The video, directed by Jim Chuchu and Mbithi Masya, became a viral internet sensation and Kenyans launched an internet campaign for the "superhero" on Facebook, Twitter and other social media. The videos references blaxploitation and kung-fu movies in its style and features Makmende fighting with a variety of humorously named characters in a fictional city. The success of this video and the subsequent internet discussion has centered on the ways in which Kenyans were adopting social media. The cover graphic of the video has a black and white monotone portrait picture of Makmende placing a red head band across his forehead with the words MAKMENDE AMERUDI which is Swahili for MAKMENDE IS BACK. The role of Makmende on the video was played by graphics designer Kevin Maina, who had little previous acting experience.

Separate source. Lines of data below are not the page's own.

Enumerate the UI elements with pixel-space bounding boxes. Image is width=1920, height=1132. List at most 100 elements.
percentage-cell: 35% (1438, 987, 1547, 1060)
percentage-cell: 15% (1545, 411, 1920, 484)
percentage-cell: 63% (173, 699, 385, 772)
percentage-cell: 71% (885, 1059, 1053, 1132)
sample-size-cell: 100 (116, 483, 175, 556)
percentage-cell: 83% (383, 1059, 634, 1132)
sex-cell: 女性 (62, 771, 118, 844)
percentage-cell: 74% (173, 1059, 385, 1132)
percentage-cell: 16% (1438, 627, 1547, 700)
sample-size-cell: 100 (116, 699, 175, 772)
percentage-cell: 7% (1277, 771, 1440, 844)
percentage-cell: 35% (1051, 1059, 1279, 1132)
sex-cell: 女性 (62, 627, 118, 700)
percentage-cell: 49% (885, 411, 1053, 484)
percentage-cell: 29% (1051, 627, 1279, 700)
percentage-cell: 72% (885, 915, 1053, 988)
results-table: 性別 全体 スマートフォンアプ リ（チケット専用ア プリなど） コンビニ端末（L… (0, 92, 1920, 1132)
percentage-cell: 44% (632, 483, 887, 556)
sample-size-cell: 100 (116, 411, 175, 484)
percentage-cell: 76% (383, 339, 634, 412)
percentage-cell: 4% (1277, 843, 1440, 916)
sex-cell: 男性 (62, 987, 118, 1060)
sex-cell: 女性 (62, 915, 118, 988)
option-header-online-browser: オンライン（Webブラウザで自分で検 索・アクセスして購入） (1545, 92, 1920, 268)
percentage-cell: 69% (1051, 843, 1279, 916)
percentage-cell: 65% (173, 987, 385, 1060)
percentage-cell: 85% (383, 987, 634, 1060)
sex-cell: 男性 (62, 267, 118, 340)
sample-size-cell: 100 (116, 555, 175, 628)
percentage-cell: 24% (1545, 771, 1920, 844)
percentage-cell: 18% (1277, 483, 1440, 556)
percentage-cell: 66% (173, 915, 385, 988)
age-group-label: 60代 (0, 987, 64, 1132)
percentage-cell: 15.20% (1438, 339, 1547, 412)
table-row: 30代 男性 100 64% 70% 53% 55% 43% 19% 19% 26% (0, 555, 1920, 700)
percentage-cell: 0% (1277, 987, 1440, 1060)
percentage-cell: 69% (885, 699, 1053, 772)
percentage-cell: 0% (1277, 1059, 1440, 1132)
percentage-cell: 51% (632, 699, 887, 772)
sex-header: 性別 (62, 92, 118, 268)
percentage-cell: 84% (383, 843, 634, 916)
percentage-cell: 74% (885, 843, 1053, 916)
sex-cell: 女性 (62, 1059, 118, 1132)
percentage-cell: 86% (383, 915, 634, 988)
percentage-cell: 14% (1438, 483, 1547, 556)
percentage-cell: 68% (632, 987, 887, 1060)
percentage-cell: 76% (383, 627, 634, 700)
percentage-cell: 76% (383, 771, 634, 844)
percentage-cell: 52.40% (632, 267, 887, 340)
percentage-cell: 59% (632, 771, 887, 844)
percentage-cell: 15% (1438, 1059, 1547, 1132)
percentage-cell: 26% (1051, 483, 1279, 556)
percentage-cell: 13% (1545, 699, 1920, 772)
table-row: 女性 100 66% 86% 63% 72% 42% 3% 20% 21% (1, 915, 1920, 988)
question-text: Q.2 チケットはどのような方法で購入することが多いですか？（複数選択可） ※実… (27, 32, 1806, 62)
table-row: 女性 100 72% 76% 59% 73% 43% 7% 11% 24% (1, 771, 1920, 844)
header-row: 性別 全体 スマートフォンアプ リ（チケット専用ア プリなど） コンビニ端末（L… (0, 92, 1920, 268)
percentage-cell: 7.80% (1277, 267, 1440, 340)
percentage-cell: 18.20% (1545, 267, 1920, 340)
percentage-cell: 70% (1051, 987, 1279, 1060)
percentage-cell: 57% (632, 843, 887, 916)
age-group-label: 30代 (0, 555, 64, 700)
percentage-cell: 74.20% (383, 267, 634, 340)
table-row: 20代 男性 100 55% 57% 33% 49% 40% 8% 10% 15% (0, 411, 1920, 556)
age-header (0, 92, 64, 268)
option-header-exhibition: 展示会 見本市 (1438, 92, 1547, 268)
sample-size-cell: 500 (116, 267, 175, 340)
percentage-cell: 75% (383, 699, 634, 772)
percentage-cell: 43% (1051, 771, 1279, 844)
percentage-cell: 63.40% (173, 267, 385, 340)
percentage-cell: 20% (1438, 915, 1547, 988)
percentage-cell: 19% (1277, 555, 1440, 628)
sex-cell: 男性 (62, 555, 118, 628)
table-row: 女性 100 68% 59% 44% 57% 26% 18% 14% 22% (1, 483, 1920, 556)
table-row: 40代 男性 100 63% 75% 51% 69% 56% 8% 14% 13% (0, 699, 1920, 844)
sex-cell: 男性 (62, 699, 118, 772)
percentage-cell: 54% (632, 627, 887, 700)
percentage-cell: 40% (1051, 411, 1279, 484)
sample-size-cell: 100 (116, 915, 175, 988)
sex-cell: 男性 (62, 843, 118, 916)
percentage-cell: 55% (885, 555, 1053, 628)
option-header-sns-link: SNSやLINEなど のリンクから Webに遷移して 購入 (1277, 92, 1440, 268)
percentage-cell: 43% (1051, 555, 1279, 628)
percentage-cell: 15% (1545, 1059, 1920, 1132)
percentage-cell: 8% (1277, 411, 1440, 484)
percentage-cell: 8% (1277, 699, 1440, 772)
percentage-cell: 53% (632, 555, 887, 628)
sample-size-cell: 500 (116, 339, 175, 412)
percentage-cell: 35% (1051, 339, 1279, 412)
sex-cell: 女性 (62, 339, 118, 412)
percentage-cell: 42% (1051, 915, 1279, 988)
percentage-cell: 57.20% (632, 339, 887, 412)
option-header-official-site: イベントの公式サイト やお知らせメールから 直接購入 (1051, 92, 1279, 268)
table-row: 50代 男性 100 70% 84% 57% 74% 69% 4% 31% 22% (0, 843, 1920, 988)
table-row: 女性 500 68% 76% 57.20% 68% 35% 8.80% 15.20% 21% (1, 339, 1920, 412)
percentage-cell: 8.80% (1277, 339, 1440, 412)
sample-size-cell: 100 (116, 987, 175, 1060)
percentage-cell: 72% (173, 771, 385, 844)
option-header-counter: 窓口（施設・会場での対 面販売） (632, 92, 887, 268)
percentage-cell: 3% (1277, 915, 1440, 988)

As of April 2010, the Makmende website was one of the most visited by Kenyan Internet users, and the meme had a quickly growing fanbase on Facebook and Twitter. The Makmende story has also featured on CNN and was presented by CNN's David McKenzie. Makmende has also featured in articles in popular Kenyan media.

==Scholarly discussion==

The meme is discussed by Heather Ford in an ethnographic analysis of African contributions to Wikipedia, entitled "The Missing Wikipedians". In this article she situates the multiple attempts to delete the Wikipedia entry on Makmende within broader debates on Deletionism and inclusionism in Wikipedia and gaps in geographical and cultural coverage of non-western topics on Wikipedia.